Ein zentrales Thema der Vorstandssitzung war der beschlossene Doppelhaushalt der Bayerischen Staatsregierung. Dieser stellt dem Sozialministerium zwar viele zusätzliche Mittel bereit - doch sind diese an feste Posten, wie z.B. die Kindertagesstätten, geknüpft. Da bleibt wenig Geld für die Erziehungs-, Kinder- und Jugendhilfe, die dringend in den Bereichen Investitionskosten von sanierungsbedürftigen Einrichtungen und Ausbau von Angeboten, wie der aufsuchenden Erziehungsberatung, benötigt werden. Genauso wie die Frage der Finanzierungen, zog sich der Fachkräftemangel wie ein roter Faden durch die meisten weiteren Diskussionspunkte, wie Qualität, Abwerbungen durch Arbeitsmarktzulagen und Inklusion bzw. SGB VIII Reform.

Männer am Tisch Um die SGB VIII Reform ging es auch bei dem nachmittäglichen Diskurs mit dem geladenen Gast Dr. Christian Lüders, Abteilungsleiter Jugend und Jugendhilfe beim Deutschen Jugendinstitut (DJI), München. Er wies unter anderem daraufhin, dass die Reform nicht abgekoppelt von dem möglichen Rechtsanspruch auf Ganztagesbetreuung in Grundschulen gesehen werden darf. Bei den bisherigen fachlichen Debatten werden die verschiedenen Themen SGB VIII Reform und Rechtsanspruch auf Ganztag getrennt diskutiert. Dabei muss laut Dr. Lüders eigentlich beides zusammengedacht werden. Die Aufgabenfelder beinhalten viele gemeinsame Schnittstellen. Wenn Kinder und Jugendliche zunehmend im Ganztag betreut werden, hat dies zwangsläufig Auswirkungen auf andere Betreuungsmaßnahmen der Kinder- und Jugendhilfe. 

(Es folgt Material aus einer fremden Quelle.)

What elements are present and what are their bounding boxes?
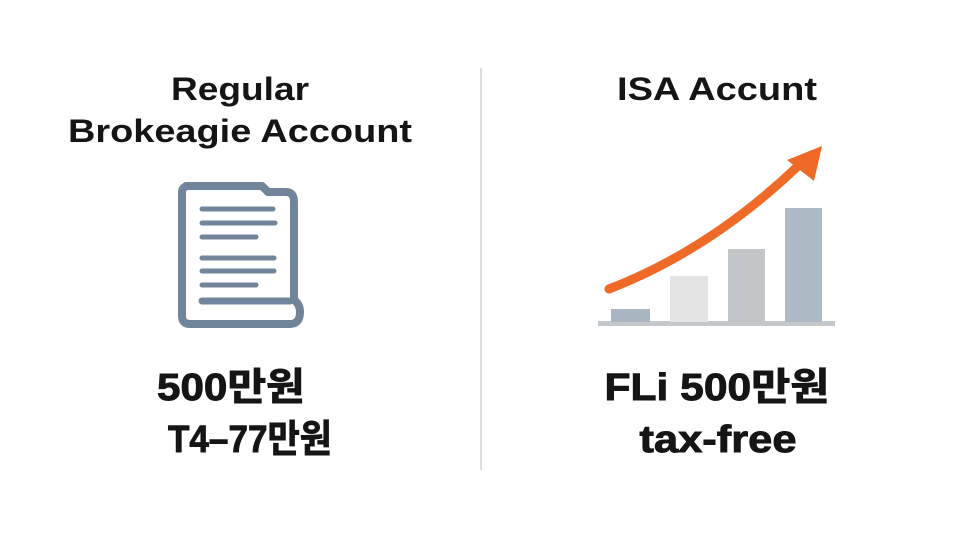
text: amounts: 500만원 — [157, 367, 305, 409]
icon: document — [182, 186, 300, 324]
text: amounts — [157, 367, 332, 461]
panel: regular brokerage account — [68, 71, 412, 461]
chart: rising bars with arrow — [598, 146, 835, 326]
panel: ISA account — [598, 71, 835, 461]
text: ISA amounts: tax-free — [640, 419, 796, 461]
title: ISA account: ISA Accunt — [617, 71, 817, 107]
arrow — [609, 146, 822, 289]
text: ISA amounts: FLi 500만원 — [604, 367, 830, 409]
title: regular brokerage account — [68, 71, 412, 149]
text: amounts: T4–77만원 — [168, 419, 332, 461]
text: ISA amounts — [604, 367, 830, 461]
title: regular brokerage account: Brokeagie Account — [68, 113, 412, 149]
title: regular brokerage account: Regular — [171, 71, 309, 107]
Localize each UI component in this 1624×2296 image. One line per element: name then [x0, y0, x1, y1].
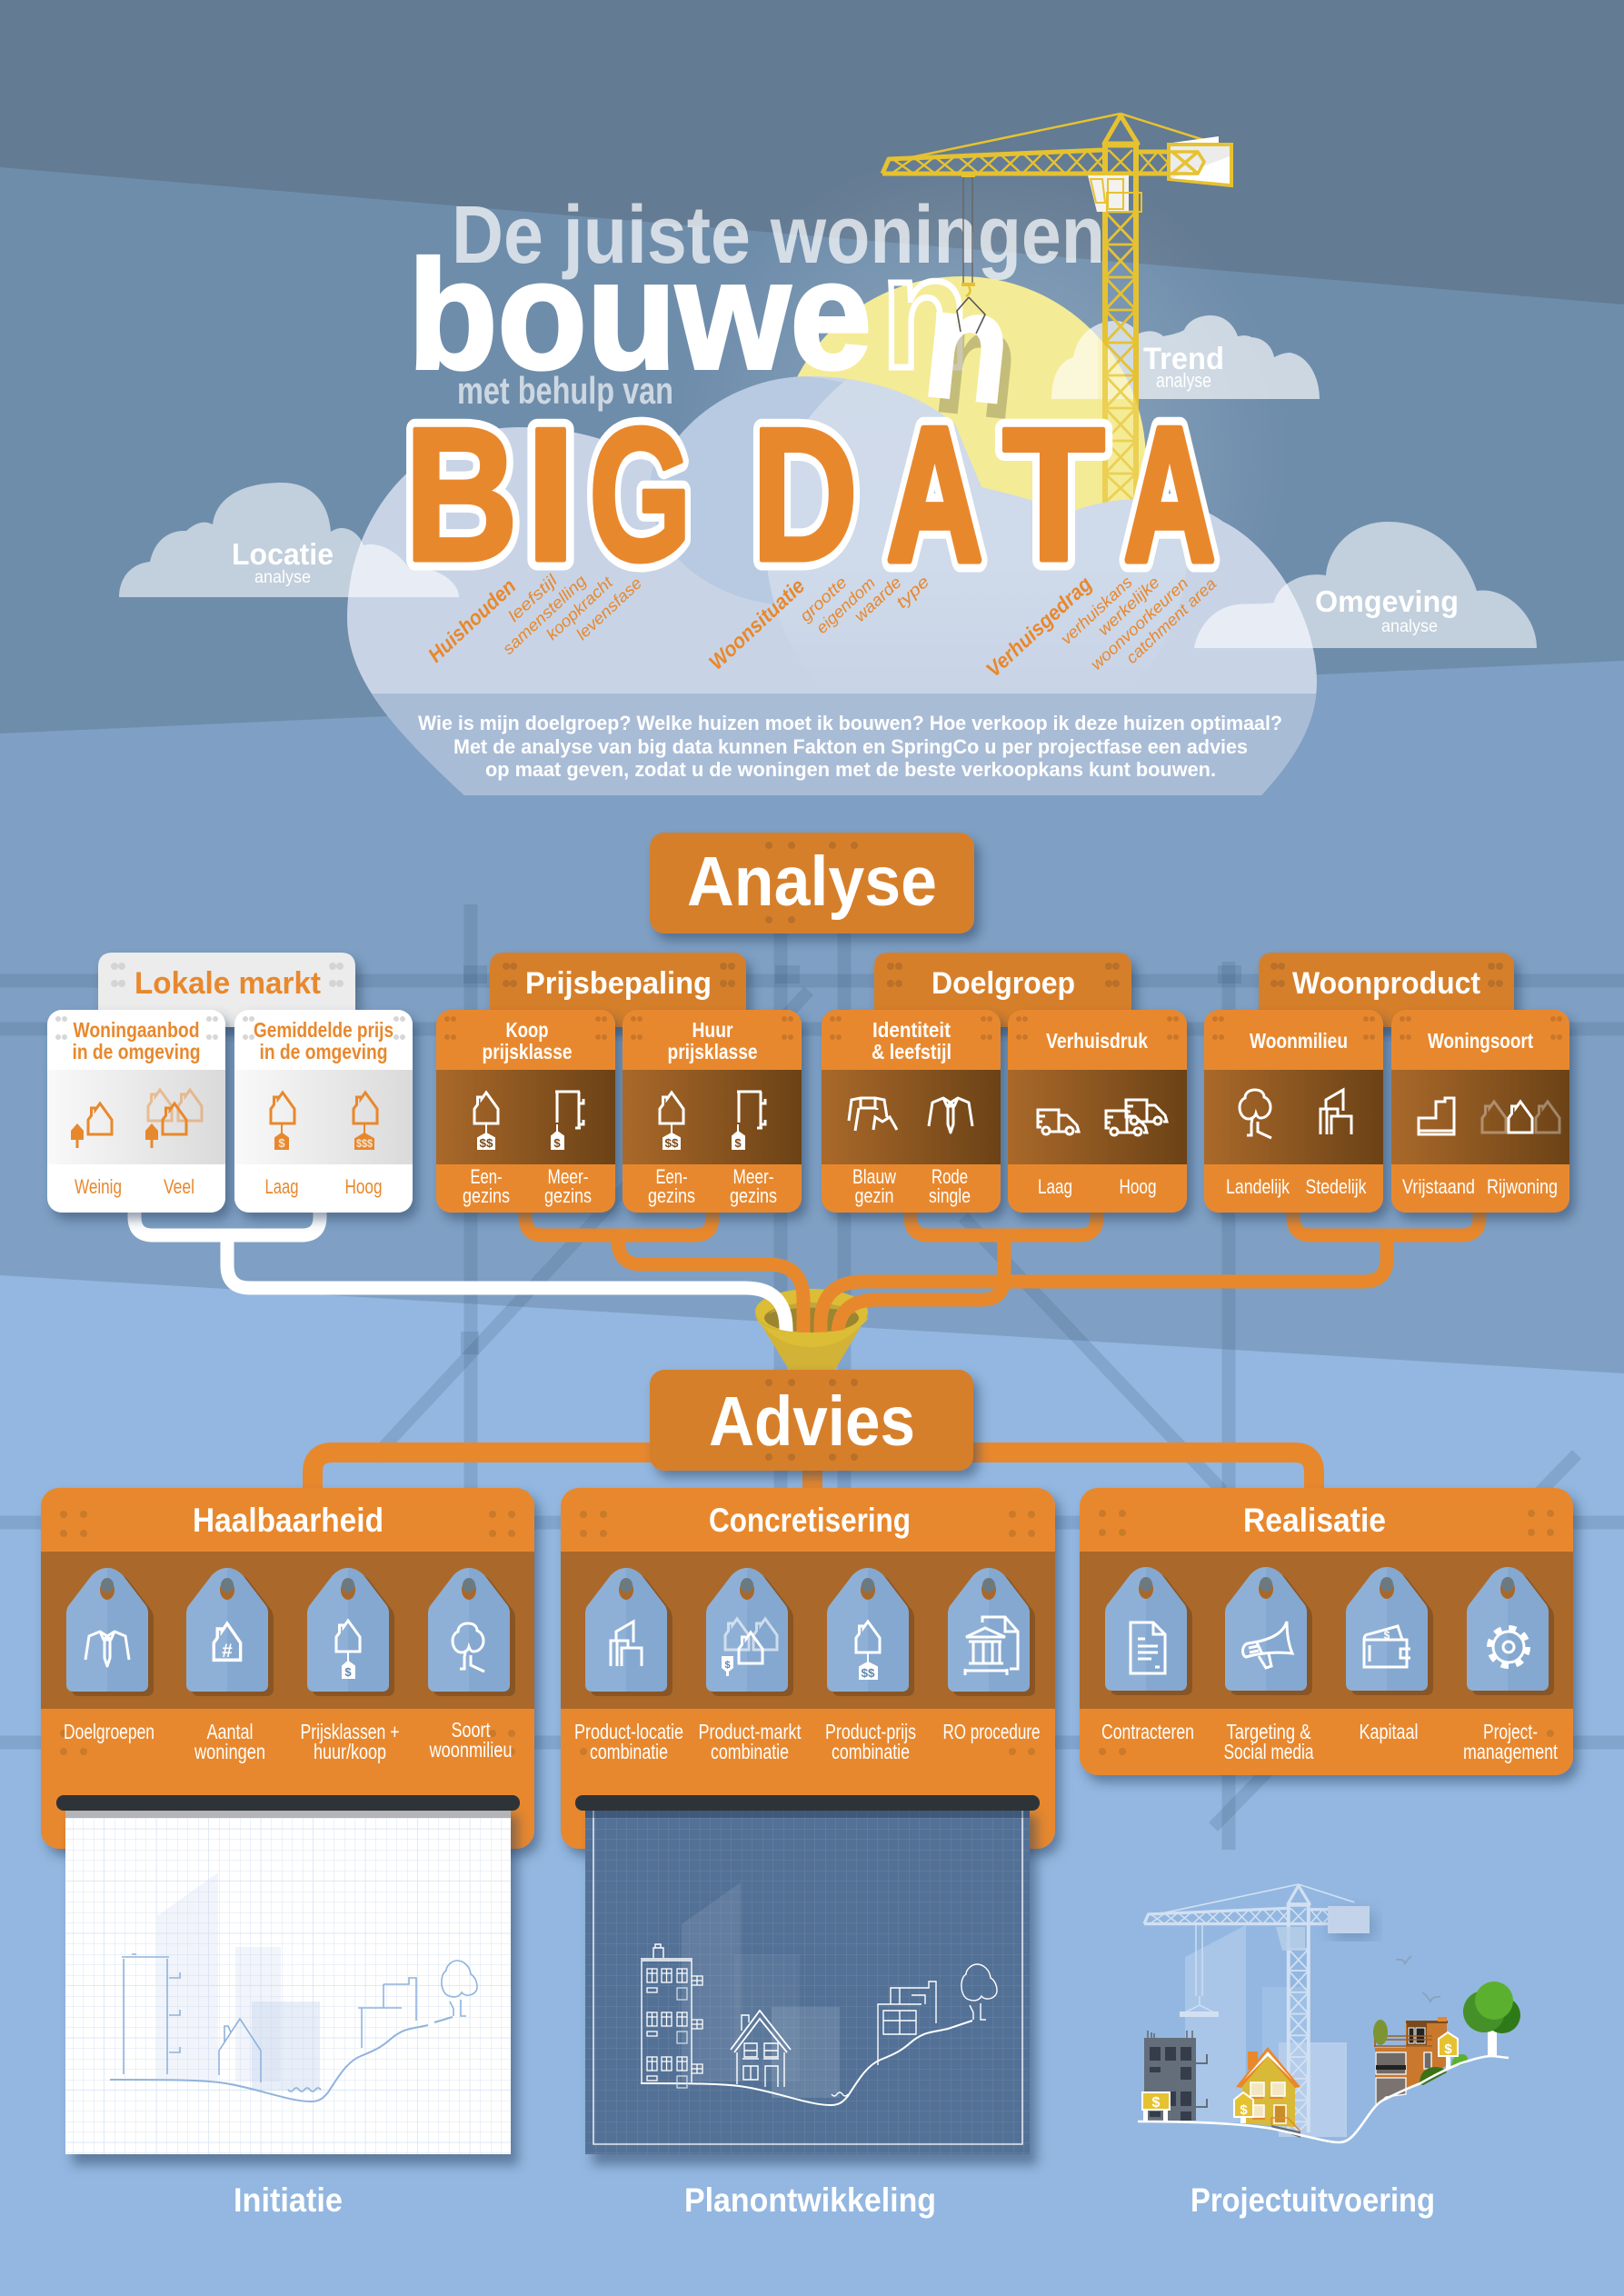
word cloud: huishouden: koopkracht — [543, 573, 617, 644]
sketch shadows — [157, 1872, 281, 2081]
tag: product-markt: $ — [724, 1660, 731, 1671]
card: verhuisdruk: Verhuisdruk — [1046, 1029, 1148, 1053]
phase label: initiatie: Initiatie — [234, 2181, 343, 2219]
panel: realisatie: Social media — [1223, 1740, 1314, 1763]
cloud: omgeving — [1194, 522, 1537, 648]
tag: kapitaal — [1346, 1567, 1433, 1695]
title line: bouwen: bouwe — [408, 229, 872, 402]
crane cabin — [1088, 175, 1129, 212]
tag: prijsklassen — [307, 1568, 394, 1696]
phase label: projectuitvoering: Projectuitvoering — [1191, 2181, 1435, 2219]
big cloud — [347, 376, 1317, 795]
card: huur prijsklasse — [623, 1010, 802, 1213]
icon: multi family price — [552, 1092, 583, 1150]
word cloud: verhuisgedrag: verhuiskans — [1057, 573, 1136, 648]
pipe: prijsbepaling — [525, 1213, 803, 1334]
card: verhuisdruk: Laag — [1038, 1175, 1072, 1198]
BIG DATA: D — [752, 389, 858, 601]
balcony shrub — [1373, 2020, 1388, 2045]
word cloud: woonsituatie: Woonsituatie — [704, 574, 810, 674]
card: huur prijsklasse: Huur — [692, 1018, 733, 1042]
card: huur prijsklasse: gezins — [648, 1184, 695, 1207]
cloud: locatie: analyse — [254, 568, 311, 587]
word cloud: verhuisgedrag: woonvoorkeuren — [1087, 574, 1191, 674]
word cloud: woonsituatie: waarde — [851, 573, 905, 625]
tag: RO procedure — [948, 1568, 1035, 1696]
tab: woonproduct — [1259, 953, 1514, 1027]
card: huur prijsklasse: Meer- — [732, 1165, 774, 1188]
card: gemiddelde prijs: Hoog — [345, 1175, 382, 1198]
word cloud: verhuisgedrag: werkelijke — [1094, 573, 1163, 639]
panel: concretisering — [561, 1488, 1055, 1849]
tab: prijsbepaling — [490, 953, 746, 1027]
card: koop prijsklasse: Koop — [505, 1018, 549, 1042]
word cloud: woonsituatie: eigendom — [812, 574, 879, 637]
panel: haalbaarheid: Prijsklassen + — [300, 1720, 400, 1743]
BIG DATA — [404, 389, 1215, 601]
cloud: omgeving: analyse — [1381, 617, 1438, 636]
panel: concretisering: Concretisering — [709, 1502, 911, 1539]
card: koop prijsklasse: prijsklasse — [482, 1040, 573, 1063]
label: trend analyse: Trend — [1143, 342, 1224, 376]
panel: haalbaarheid: woningen — [194, 1740, 265, 1763]
pipe: lokale markt — [135, 1213, 786, 1333]
pipe: doelgroep — [838, 1213, 1097, 1334]
bushes — [1420, 2067, 1447, 2085]
tab: doelgroep: Doelgroep — [932, 966, 1075, 1001]
label: trend analyse: analyse — [1156, 369, 1211, 392]
card: huur prijsklasse: Een- — [656, 1165, 687, 1188]
card: identiteit en leefstijl: Identiteit — [872, 1018, 951, 1042]
card: gemiddelde prijs: Gemiddelde prijs — [254, 1018, 394, 1042]
BIG DATA: I — [525, 389, 576, 601]
BIG DATA: T — [1002, 389, 1105, 601]
tag: product-prijs — [827, 1568, 914, 1696]
BIG DATA: A — [887, 389, 982, 601]
ghost buildings — [1185, 1925, 1246, 2122]
panel: concretisering: combinatie — [590, 1740, 668, 1763]
panel: haalbaarheid: Aantal — [207, 1720, 253, 1743]
card: gemiddelde prijs: in de omgeving — [260, 1040, 387, 1063]
panel: realisatie: Realisatie — [1243, 1502, 1386, 1539]
word cloud: woonsituatie: type — [892, 573, 932, 612]
card: koop prijsklasse — [436, 1010, 615, 1213]
panel: concretisering: combinatie — [711, 1740, 789, 1763]
word cloud: huishouden: levensfase — [573, 574, 645, 644]
tag: doelgroepen — [66, 1568, 154, 1696]
subtitle: met behulp van: met behulp van — [457, 369, 673, 412]
sheet: planontwikkeling blueprint — [575, 1795, 1040, 2154]
tag: product-markt — [706, 1568, 793, 1696]
card: identiteit en leefstijl: gezin — [854, 1184, 894, 1207]
icon: multi family rent — [732, 1092, 765, 1150]
icon: terraced houses — [1482, 1102, 1559, 1133]
card: verhuisdruk: Hoog — [1120, 1175, 1156, 1198]
word cloud: verhuisgedrag: catchment area — [1122, 574, 1220, 667]
tag: targeting — [1225, 1567, 1312, 1695]
BIG DATA: G — [589, 389, 692, 601]
panel: haalbaarheid — [41, 1488, 534, 1849]
pale crane — [1144, 1884, 1354, 2141]
phase label: planontwikkeling: Planontwikkeling — [684, 2181, 936, 2219]
word cloud: verhuisgedrag — [981, 572, 1220, 682]
tab: woonproduct: Woonproduct — [1292, 966, 1480, 1001]
hanging letter n with shadow: n — [916, 255, 1020, 437]
green tree — [1463, 1982, 1520, 2056]
card: woningaanbod: in de omgeving — [73, 1040, 200, 1063]
icon: single family price — [474, 1093, 498, 1150]
panel: realisatie: Targeting & — [1227, 1720, 1310, 1743]
card: huur prijsklasse: prijsklasse — [667, 1040, 758, 1063]
panel: realisatie: Kapitaal — [1360, 1720, 1418, 1743]
tab: prijsbepaling: Prijsbepaling — [525, 966, 712, 1001]
tag: aantal woningen — [186, 1568, 274, 1696]
tab: doelgroep — [874, 953, 1131, 1027]
tag: soort woonmilieu — [428, 1568, 515, 1696]
tag: product-locatie — [585, 1568, 673, 1696]
icon: detached house — [1419, 1098, 1454, 1134]
BIG DATA: T — [1002, 389, 1105, 601]
card: woningaanbod — [47, 1010, 225, 1213]
panel: concretisering: RO procedure — [943, 1720, 1040, 1743]
tag: kapitaal: $ — [1384, 1629, 1390, 1642]
icon: low price house — [271, 1093, 294, 1150]
card: woningaanbod: Woningaanbod — [73, 1018, 200, 1042]
card: koop prijsklasse: Meer- — [547, 1165, 589, 1188]
cloud: trend — [1051, 315, 1320, 399]
panel: haalbaarheid: Soort — [451, 1718, 491, 1742]
icon: many houses — [145, 1090, 202, 1148]
card: identiteit en leefstijl — [822, 1010, 1001, 1213]
intro paragraph: op maat geven, zodat u de woningen met de beste verkoopkans kunt bouwen. — [485, 758, 1216, 781]
tag: aantal woningen: # — [222, 1641, 233, 1662]
grey apartment block — [1142, 2031, 1207, 2121]
header: Analyse — [650, 833, 974, 933]
word cloud: verhuisgedrag: Verhuisgedrag — [981, 572, 1096, 682]
counterweight — [1169, 145, 1231, 185]
panel: haalbaarheid: woonmilieu — [429, 1738, 513, 1762]
word cloud: woonsituatie: grootte — [796, 573, 851, 625]
word cloud: woonsituatie — [704, 573, 932, 674]
pale counterweight and cabin — [1180, 1906, 1370, 2017]
tab: lokale markt: Lokale markt — [135, 966, 321, 1001]
grey apartment block: $ — [1152, 2095, 1161, 2111]
blueprint drawing — [641, 1944, 997, 2105]
icon: multi family price: $ — [553, 1136, 561, 1150]
icon: one truck — [1038, 1110, 1079, 1134]
panel: haalbaarheid: Doelgroepen — [64, 1720, 154, 1743]
BIG DATA: G — [589, 389, 692, 601]
card: koop prijsklasse: gezins — [463, 1184, 510, 1207]
funnel back — [755, 1289, 868, 1373]
icon: multi family rent: $ — [734, 1136, 742, 1150]
card: woningsoort: Vrijstaand — [1402, 1175, 1475, 1198]
panel: haalbaarheid: Haalbaarheid — [193, 1502, 384, 1539]
card: koop prijsklasse: gezins — [544, 1184, 592, 1207]
tab: lokale markt — [98, 953, 355, 1027]
BIG DATA: B — [404, 389, 518, 601]
label: trend analyse — [1143, 342, 1224, 392]
icon: tree — [1240, 1090, 1271, 1138]
panel: realisatie: Contracteren — [1101, 1720, 1194, 1743]
scene: projectuitvoering — [1138, 1884, 1520, 2142]
sun — [777, 276, 1146, 645]
funnel front — [755, 1312, 868, 1373]
intro paragraph: Wie is mijn doelgroep? Welke huizen moet ik bouwen? Hoe verkoop ik deze huizen optimaal? — [418, 712, 1282, 734]
card: identiteit en leefstijl: Blauw — [852, 1165, 896, 1188]
BIG DATA: D — [752, 389, 858, 601]
card: identiteit en leefstijl: & leefstijl — [872, 1040, 951, 1063]
card: woningsoort — [1391, 1010, 1569, 1213]
icon: business shirt — [929, 1098, 972, 1133]
header: Advies: Advies — [709, 1383, 915, 1461]
card: woningsoort: Woningsoort — [1428, 1029, 1533, 1053]
sale sign — [1143, 2110, 1168, 2121]
card: huur prijsklasse: gezins — [730, 1184, 777, 1207]
blueprint shadows — [682, 1882, 741, 2081]
hanging letter n with shadow: n — [925, 271, 1029, 454]
sheet: initiatie sketch paper — [56, 1795, 520, 2154]
intro paragraph: Met de analyse van big data kunnen Fakton en SpringCo u per projectfase een advies — [453, 735, 1248, 758]
orange townhouse — [1373, 2017, 1468, 2106]
card: gemiddelde prijs: Laag — [265, 1175, 298, 1198]
panel: realisatie: Project- — [1483, 1720, 1538, 1743]
roller — [56, 1795, 520, 1811]
word cloud: huishouden: leefstijl — [504, 570, 562, 625]
cloud: omgeving: Omgeving — [1315, 584, 1459, 618]
card: verhuisdruk — [1008, 1010, 1187, 1213]
card: gemiddelde prijs — [234, 1010, 413, 1213]
BIG DATA: B — [404, 389, 518, 601]
card: identiteit en leefstijl: single — [929, 1184, 971, 1207]
tag: contracteren — [1105, 1567, 1192, 1695]
icon: high price house: $$$ — [356, 1137, 373, 1150]
orange townhouse: $ — [1444, 2041, 1452, 2057]
main crane — [882, 114, 1231, 503]
BIG DATA: A — [887, 389, 982, 601]
yellow house — [1234, 2047, 1300, 2138]
tag: product-prijs: $$ — [862, 1666, 875, 1680]
word cloud: huishouden — [423, 570, 645, 667]
icon: few houses — [71, 1103, 112, 1148]
BIG DATA: I — [525, 389, 576, 601]
cloud: locatie — [119, 483, 459, 597]
icon: city blocks — [1320, 1090, 1351, 1134]
cables and hook — [963, 175, 972, 284]
panel: concretisering: combinatie — [832, 1740, 910, 1763]
card: woonmilieu: Landelijk — [1226, 1175, 1290, 1198]
icon: single family price: $$ — [480, 1136, 493, 1150]
birds — [1396, 1956, 1440, 2002]
BIG DATA: A — [1124, 389, 1215, 601]
card: woonmilieu — [1204, 1010, 1383, 1213]
card: identiteit en leefstijl: Rode — [932, 1165, 968, 1188]
icon: two trucks — [1106, 1100, 1167, 1135]
header: Analyse: Analyse — [687, 843, 937, 921]
crane tinted behind the sun — [1098, 336, 1143, 503]
tag: project-management — [1467, 1567, 1554, 1695]
panel: concretisering: Product-markt — [698, 1720, 802, 1743]
connector pipes: advice — [313, 1452, 1314, 1491]
yellow house: $ — [1240, 2102, 1248, 2118]
scaffolding — [0, 904, 1624, 1850]
cloud: locatie: Locatie — [232, 537, 334, 571]
roller — [575, 1795, 1040, 1811]
title line: De juiste woningen: De juiste woningen — [452, 190, 1105, 281]
card: woonmilieu: Stedelijk — [1305, 1175, 1367, 1198]
card: woonmilieu: Woonmilieu — [1250, 1029, 1348, 1053]
card: woningsoort: Rijwoning — [1487, 1175, 1558, 1198]
card: koop prijsklasse: Een- — [471, 1165, 502, 1188]
card: woningaanbod: Veel — [164, 1175, 194, 1198]
word cloud: huishouden: samenstelling — [499, 572, 590, 658]
icon: single family rent — [660, 1093, 683, 1150]
pipe: woonproduct — [821, 1213, 1480, 1334]
ground line — [1138, 2056, 1509, 2142]
header: Advies — [650, 1370, 973, 1471]
panel: realisatie: management — [1463, 1740, 1558, 1763]
panel: concretisering: Product-locatie — [574, 1720, 683, 1743]
icon: low price house: $ — [278, 1136, 285, 1150]
BIG DATA: A — [1124, 389, 1215, 601]
panel: realisatie — [1080, 1488, 1573, 1775]
connector pipes: analysis to funnel — [135, 1213, 1480, 1334]
tag: prijsklassen: $ — [344, 1665, 352, 1679]
townhouse price sign — [1446, 2056, 1450, 2069]
sketch lines — [110, 1954, 477, 2101]
card: woningaanbod: Weinig — [75, 1175, 122, 1198]
house price sign — [1240, 2116, 1246, 2123]
outlined n: n — [882, 224, 969, 402]
icon: family shirts — [849, 1098, 897, 1131]
word cloud: huishouden: Huishouden — [423, 574, 521, 667]
panel: haalbaarheid: huur/koop — [314, 1740, 386, 1763]
panel: concretisering: Product-prijs — [825, 1720, 916, 1743]
icon: high price house — [354, 1093, 377, 1150]
intro paragraph — [418, 712, 1282, 781]
icon: single family rent: $$ — [665, 1136, 679, 1150]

Die Folgen, die der Rechtsanspruch auf Ganztagesbetreuung auf die Kinder- und Jugendhilfe haben könnte, sei nach Dr. Lüders noch nicht bei den Betroffenen angekommen. Doch statt den Kopf in den Sand zu stecken und zu warten, was die Politik entscheidet, fordert Michael Eibl die Anwesenden dazu auf, das auch als Herausforderung und Chance zu sehen, eigene Angebote, auch aus Synergien wie z.B. mit Schulen, zu entwickeln und gemeinsam nach Lösungen zu suchen.